I’m sorry to hear about your situation which is, unfortunately, not uncommon. Your employer has a legal duty to provide you with a suitable alternative role with terms and conditions that are no less favourable than your previous job.
While they are offering the same salary and conditions for the new post, you have advised that the level of responsibility is reduced and have described it as a ‘junior’ role therefore, based on this information, the terms and conditions appear to be less than favourable to you.
Under current law, it is the employer’s decision whether a vacancy is a suitable alternative, although this needs to stand up to objective scrutiny. A more junior position does indicate less favourable terms and conditions, although they could argue it’s not ‘substantially less’ favourable, which is the test (depends on the level of seniority).

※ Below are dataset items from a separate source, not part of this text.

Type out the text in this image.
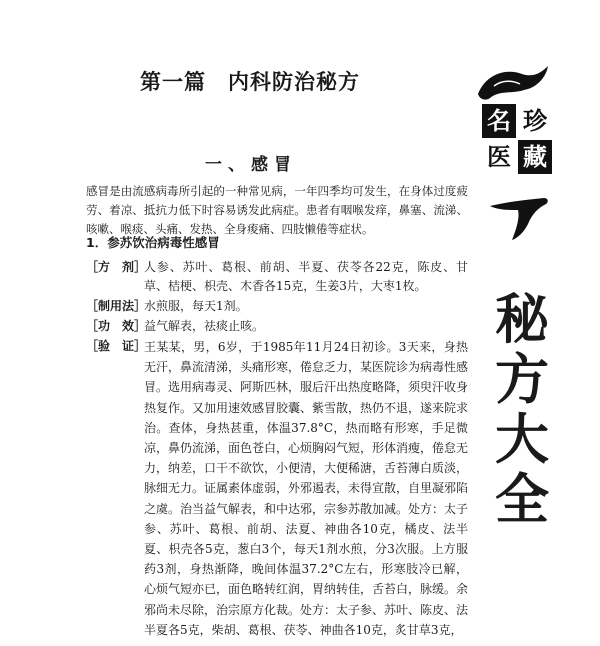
第一篇　内科防治秘方
一、感冒
感冒是由流感病毒所引起的一种常见病，一年四季均可发生，在身体过度疲劳、着凉、抵抗力低下时容易诱发此病症。患者有咽喉发痒，鼻塞、流涕、咳嗽、喉痰、头痛、发热、全身痠痛、四肢懒倦等症状。
1．参苏饮治病毒性感冒
［方　剂］
人参、苏叶、葛根、前胡、半夏、茯苓各22克，陈皮、甘草、桔梗、枳壳、木香各15克，生姜3片，大枣1枚。
［制用法］
水煎服，每天1剂。
［功　效］
益气解表，祛痰止咳。
［验　证］
王某某，男，6岁，于1985年11月24日初诊。3天来，身热无汗，鼻流清涕，头痛形寒，倦怠乏力，某医院诊为病毒性感冒。选用病毒灵、阿斯匹林，服后汗出热度略降，须臾汗收身热复作。又加用速效感冒胶囊、紫雪散，热仍不退，遂来院求治。查体，身热甚重，体温37.8°C，热而略有形寒，手足微凉，鼻仍流涕，面色苍白，心烦胸闷气短，形体消瘦，倦怠无力，纳差，口干不欲饮，小便清，大便稀溏，舌苔薄白质淡，脉细无力。证属素体虚弱，外邪遏表，未得宣散，自里凝邪陷之虞。治当益气解表，和中达邪，宗参苏散加减。处方：太子参、苏叶、葛根、前胡、法夏、神曲各10克，橘皮、法半夏、枳壳各5克，葱白3个，每天1剂水煎，分3次服。上方服药3剂，身热渐降，晚间体温37.2°C左右，形寒肢冷已解，心烦气短亦已，面色略转红润，胃纳转佳，舌苔白，脉缓。余邪尚未尽除，治宗原方化裁。处方：太子参、苏叶、陈皮、法半夏各5克，柴胡、葛根、茯苓、神曲各10克，炙甘草3克，
名 珍
医 藏
秘
方
大
全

I would recommend that you ask your employer why they did not consider the management role as a suitable alternative for you and ask them to reconsider their position on this.
Maternity Regulations oblige employers to offer employees on maternity leave with suitable alternative jobs in situations of redundancies and restructures without requiring them to interview for the vacancy.
If you believe that you are qualified for one of the new management roles and the terms and conditions are no less, or no more, favourable than your previous job, you are correct in believing that one of those posts should have been offered to you without an interview.
If there is any evidence that the decision to give you the more junior position is in any way linked with your being on maternity leave, you could potentially have a claim for pregnancy and maternity discrimination or unlawful detriment.
If the result of your conversations is that you do move into what you believe is a more junior position, if in future your employer proposed a reduction in your salary, this could amount to a breach of contract and you should seek legal advice at the time to clarify your position and next steps.